Le cas échéant, tu peux combler les lacunes avec des « années de jeunesse ». Ce sont des années de cotisation que tu as si tu as déjà été employé(e) entre 18 et 20 ans.
En raison des lacunes de cotisation, ta rente de vieillesse sera réduite. On parle alors de rente partielle (plutôt que de rente complète). Par exemple, si tu n’as pas payé de cotisations AVS pendant une année entière, ta rente sera réduite d’environ 2,3 %.
Comme tes prestations du 1ʳᵉ pilier dépendent non seulement de tes cotisations annuelles, mais aussi du montant de ces cotisations, le travail à temps partiel et le revenu réduit qui en découle représentent également un risque pour ta pension.
Faits sur le 1ʳᵉ pilier
Le 1ʳᵉ pilier est organisé selon le principe de répartition, c’est-à-dire que la génération économiquement active finance directement les retraité.e.s.
Les personnes salariées paient 5,3% de leur salaire, ou au moins CHF 503, dans le cadre du régime AVS/AI. L’employeur verse le même montant. Les personnes mariées non actives professionnellement sont assurées par leur conjoint, à condition que le double de la cotisation minimale (2x CHF 503 par an) soit payé.
La taille de la rente de vieillesse que tu recevras en tant qu’individu à partir de ta retraite provenant du 1ᵉʳ pilier dépend de deux facteurs :
- Le nombre d’années durant lesquelles tu as payé des cotisations
- Ton revenu annuel moyen (plus ton salaire est élevé, plus tes cotisations sont élevées, et donc plus ta rente sera importante).
La rente de vieillesse s’élève à un minimum de CHF 1’195 et un maximum de CHF 2’390 par mois.

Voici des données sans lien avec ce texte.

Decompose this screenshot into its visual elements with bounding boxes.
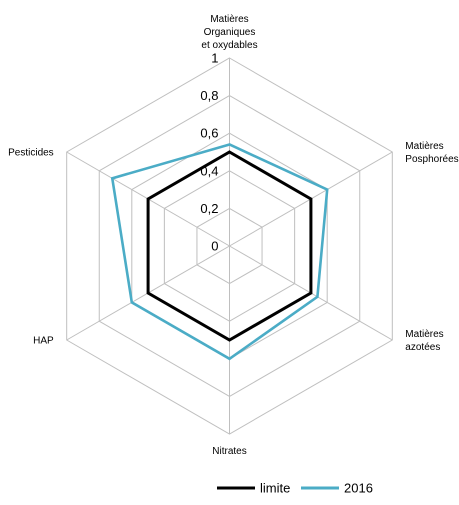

Pour recevoir la rente maximale, tu dois gagner en moyenne au moins CHF 86’040 par an et, en tant que femme, avoir cotisé pendant 43 ans. Les hommes, quant à eux, doivent avoir cotisé pendant 44 ans pour recevoir la rente complète.
En tant que couple marié ou en partenariat enregistré, vous recevrez ensemble un maximum de 150 % de la rente maximale, soit un maximum de CHF 3’585.
Comment éviter et combler les lacunes de prévoyance
Bonne nouvelle : tu ne dois pas simplement accepter les lacunes dans ta prévoyance – tu peux faire quelque chose à ce sujet ! Voici nos conseils pratiques.
Répartition équitable du travail rémunéré, des tâches ménagères et des soins
D’après les résultats de son étude, la Conférence suisse des déléguées à l’égalité recommande aux femmes et aux hommes de travailler en moyenne au moins 70 % tout au long de leur vie professionnelle. Ainsi, tu réduis les risques financiers, même en cas de divorce.
Cela implique que, dans un mariage ou une union, le travail rémunéré, les tâches ménagères et les soins doivent être répartis de manière à permettre aux femmes de travailler à un taux plus élevé dès le début.
Cependant, cela n’est pas toujours possible ou souhaité. Dans ce cas, la personne gagnant (plus) pourrait également compenser financièrement l’autre pour le travail ménager et/ou les soins non rémunérés, par exemple sous forme de contributions au 3ᵉ pilier.
Quoi qu’il en soit, il est recommandé de se pencher consciemment sur ce sujet avec ton partenaire/ton futur époux(se) et de faire des arrangements – aussi peu romantique que cela puisse paraître. Car il s’agit de ton indépendance financière !
Vérifier et combler les lacunes dans les 1ʳᵉ et 2ᵉ piliers
AVS
Le « compte individuel » (CI) constitue la base du calcul de ta rente et est détenu par les caisses de compensation. Si tu n’es pas sûr(e) d’avoir des lacunes en AVS, c’est-à-dire des années de cotisations manquantes, tu peux facilement et gratuitement commander un extrait de ton CI. Toutes les informations ainsi qu’une excellente vidéo explicative se trouvent ici.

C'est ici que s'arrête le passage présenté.